If you press Play, you should now see the Earth orbiting around the Sun, while both spin independently at the same time.

The Earth orbits the Sun, while both spin independently at the same time.

Finishing Touches

In this section, we’ll make a few tweaks to the project settings to make things look a little nicer.

First, let’s disable the Skybox. To do this, open the Window menu, then click “Rendering” and Lighting:

To open the Lighting window, click on the Window menu, then select Rendering -> Lighting.

In the Lighting window, switch to the Environment tab. The Skybox Material has a value of Default-Skybox. Click on the little circle next to that value and it select None from the new window that comes up.

Disable the Skybox by selecting None as the new value of Skybox Material, in the Environment tab of the Lighting window.

Changing the Skybox has changed the fields in the Environment tab of the Lighting window. There is now an Ambient Color field. Set its value to white (by clicking the top-left part of the colour-picker square, or by setting each of the (R, G, B) values to 255. This makes the objects in the scene somewhat brighter:

Set the Ambient Color to white (255, 255, 255) to make the scene brighter.

Next, we’ll get rid of the annoying blue background colour, which looks as odd in outer space as the Skybox. To do that, select the Main Camera from the Hierarchy window, click on the value of its Background property, and set it to black by either clicking on the bottom portion of the colour-picker square, or by setting each of the (R, G, B) values to zero:

Select the Main Camera, and set its Background to black.

The last thing that’s looking awkward is the lighting: we have a Directional Light that came with the project template, and it’s illuminating both the Sun and the Earth. Delete it.

By either clicking the GameObject menu or else right-clicking inside the Hierarchy window, select Light -> Point Light to create a light that gives off light in all directions.

To create a point light, click the GameObject menu (or right-click inside the Hierarchy window), then select Light -> Point Light.

If you press Play, you’ll notice that the light is a little bit weak, so bump up its Intensity to 10. Then you should see a highlight shine off the Earth.

Set the pint light’s Intensity to 10.

Finally, to make things a little crazier, I suggest adding another planet, such as Venus.
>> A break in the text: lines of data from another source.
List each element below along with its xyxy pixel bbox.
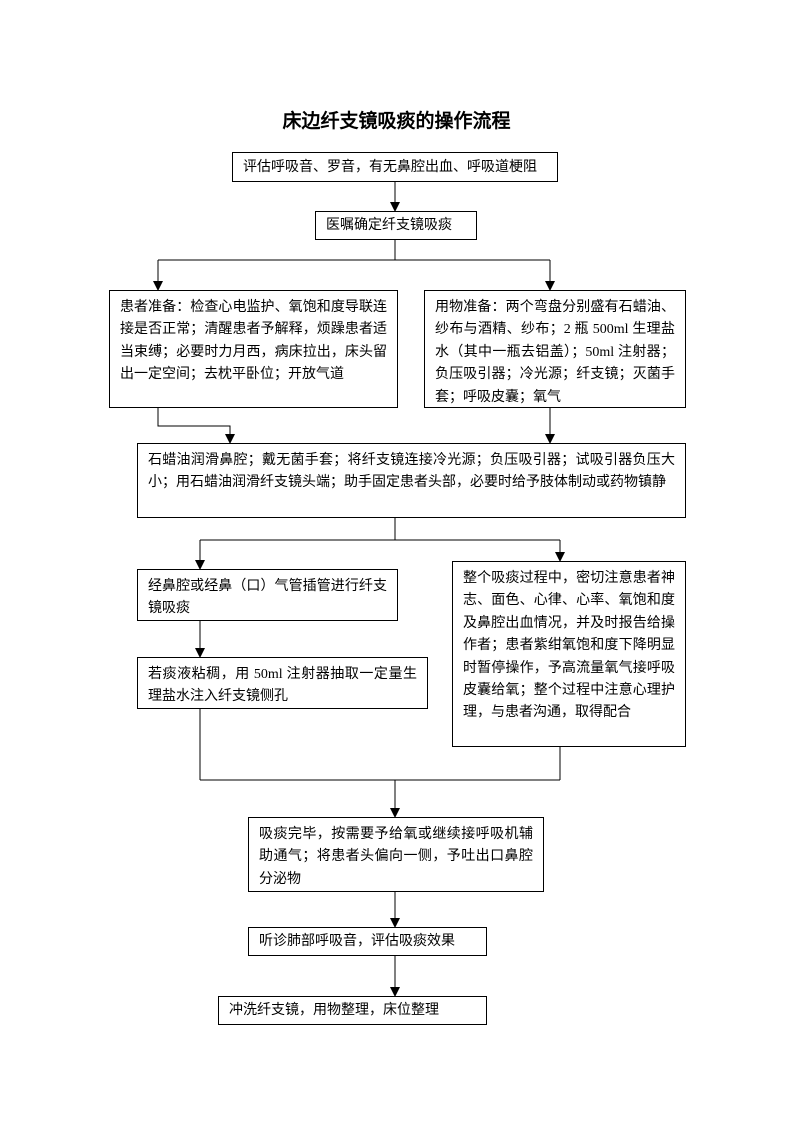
node-cleanup: 冲洗纤支镜，用物整理，床位整理 <box>218 996 487 1025</box>
node-postcare: 吸痰完毕，按需要予给氧或继续接呼吸机辅助通气；将患者头偏向一侧，予吐出口鼻腔分泌… <box>248 817 544 892</box>
node-evaluate: 听诊肺部呼吸音，评估吸痰效果 <box>248 927 487 956</box>
node-monitor: 整个吸痰过程中，密切注意患者神志、面色、心律、心率、氧饱和度及鼻腔出血情况，并及… <box>452 561 686 747</box>
node-material-prep: 用物准备：两个弯盘分别盛有石蜡油、纱布与酒精、纱布；2 瓶 500ml 生理盐水… <box>424 290 686 408</box>
node-lubricate: 石蜡油润滑鼻腔；戴无菌手套；将纤支镜连接冷光源；负压吸引器；试吸引器负压大小；用… <box>137 443 686 518</box>
flowchart-title: 床边纤支镜吸痰的操作流程 <box>0 106 793 133</box>
node-assess: 评估呼吸音、罗音，有无鼻腔出血、呼吸道梗阻 <box>232 152 558 182</box>
node-patient-prep: 患者准备：检查心电监护、氧饱和度导联连接是否正常；清醒患者予解释，烦躁患者适当束… <box>109 290 398 408</box>
node-nasal-suction: 经鼻腔或经鼻（口）气管插管进行纤支镜吸痰 <box>137 569 398 621</box>
node-saline: 若痰液粘稠，用 50ml 注射器抽取一定量生理盐水注入纤支镜侧孔 <box>137 657 428 709</box>
node-order: 医嘱确定纤支镜吸痰 <box>315 211 477 240</box>
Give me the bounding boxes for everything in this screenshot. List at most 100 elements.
To do this, follow the same steps you took when creating the Earth, with a few differences:

  1. Create a new sphere, and name it “Venus”.
  2. Set the Y component of its Position to 3.
  3. Find an appropriate texture and drag it onto the Textures folder.
  4. Drag that texture onto the Venus GameObject in either the Hierarchy or Scene window.
  5. Drag both the Orbit and Rotation scripts onto Venus.
  6. In the Inspector window, change the Speed setting on the Orbit script so that it is faster than the Earth’s speed, e.g. a value of 150.

Press Play and watch as Earth and Venus orbit the Sun with different speeds!

Going Further

This simulation, while very simplistic and not really representing the real behaviour of heavenly bodies, is a fun little exercise showing what you can do in Unity3D with very little effort. There are lots of ways you can take this further. Here are a few ideas:

  1. Learn about Prefabs, use them to create a template for the planets, and create the remaining planets of the Solar System.
  2. Add the Moon orbiting the Earth. Use the same Orbit script, but modify it so that you can plug which GameObject is orbited via the Inspector.
  3. Instead of specifying a different speed for each planet, try to calculate it based on the distance between the planet and the Sun.
  4. Tilt the Earth so that it rotates on something closer to its real axis.
  5. Experiment with elliptical orbits.